Book Review: Queens of the Conquest: England’s Medieval Queens

By Catherine Capel

Catherine Capel is back with her second review of the month – this time focussing on the popular history of England’s Medieval Queens!

Popular biographies of queens have long been bringing to attention the lives of royal women who may have been understudied in academic historiography. Alison Weir’s volume ‘Queens of the Conquest’ is one which continues to make queenship accessible to a public audience. Her work begins with the first Anglo-Norman queen Matilda of Flanders and ends with the Empress Matilda, daughter of Henry I. Weir also includes Adeliza of Louvain in the volume, a queen who is widely overlooked by both academic and popular writers. Having her first volume cover the first four queen consorts and the empress has allowed Weir to cover them more in depth and think more widely about their lives. The layout of the book takes a chronological approach giving each queen their own chapter until you reach the last substantial chapter which discusses the Empress Matilda and Matilda of Boulogne together. This was a good move by Weir as the two’s presence in historical events are intertwined and instead of having two separate chapters that would result in much repetition, she works their stories together to give a more comprehensive description of events. The relationship between these two women is often ignored by both popular and academic writers and so the choice to put them together shows Weirs understanding of how their narratives interacted with each other. When it then comes to considering the empress on her own, this begins after the death of Queen Matilda when the future Henry II is making his final assault on England and she is staying behind to serve as his lieutenant. The chapters also cover basic important biographical information (birth, parents, marriage, motherhood, queenship) and have descriptive headers to guide readers.     

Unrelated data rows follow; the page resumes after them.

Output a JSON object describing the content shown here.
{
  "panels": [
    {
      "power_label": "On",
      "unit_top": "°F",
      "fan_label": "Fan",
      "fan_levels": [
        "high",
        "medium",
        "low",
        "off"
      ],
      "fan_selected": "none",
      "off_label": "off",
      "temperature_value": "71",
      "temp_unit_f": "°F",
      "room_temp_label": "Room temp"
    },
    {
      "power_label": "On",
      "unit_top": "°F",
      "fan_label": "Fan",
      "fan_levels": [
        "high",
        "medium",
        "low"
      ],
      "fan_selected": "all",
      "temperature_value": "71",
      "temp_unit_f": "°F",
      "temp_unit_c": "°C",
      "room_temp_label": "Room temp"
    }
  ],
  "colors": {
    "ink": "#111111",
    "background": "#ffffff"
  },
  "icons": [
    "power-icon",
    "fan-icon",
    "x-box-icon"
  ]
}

As with most popular histories, Weir outlines in her introduction that this is not designed to be an academic biography of these queens but her research is based on both primary and secondary sources. One way in which this volume is particularly successful is in her use of the primary sources. Weir weaves them into the lives of these women in ways which enhance their stories. There is no historical analysis into the primary sources and so some of the of the passages are taken at face value without considering the deeper significance they have. For example, Weir includes the story of how William beat Matilda when she initially refused his offer of marriage and although this story is mentioned in medieval chronicles, they all declare it to be untrue. In fact, most sources suggest she was happy to marry William as she recognised the advantages of their marriage even though he was a bastard. She was also instrumental in the agreement formed with Pope Leo IX which allowed their marriage to be officially recognised. However, Weir remains successful in her use of the sources in general because the biography is not supposed to be academic and therefore the reader is still informed of medieval narratives without overwhelming them with information that may put them off continuing reading.

In her introduction, Weir outlines the importance of the “emotional realities of the subjects lives” to her biographical writing, saying that popular biographies have often been accused of being overemotional. Whilst this reviewer may be inclined to agree that popular biographies have a tend to lean towards overemotionalism, I agree that it is important to think about the emotions of the women who are being written about. There is a growing trend in recent historiography to study the history of emotions which will validate this approach in popular biographical writing.

Overall, Alison Weir has written a biographical volume which provides an enjoyable and informative read for a wide popular audience, as she aimed to do, for those who have an interest in medieval queens and wish to know more about the lives they led. Weir has made the lives of these women accessible to those beyond an academic audience and the next volume will continue to do so for the next group of queens.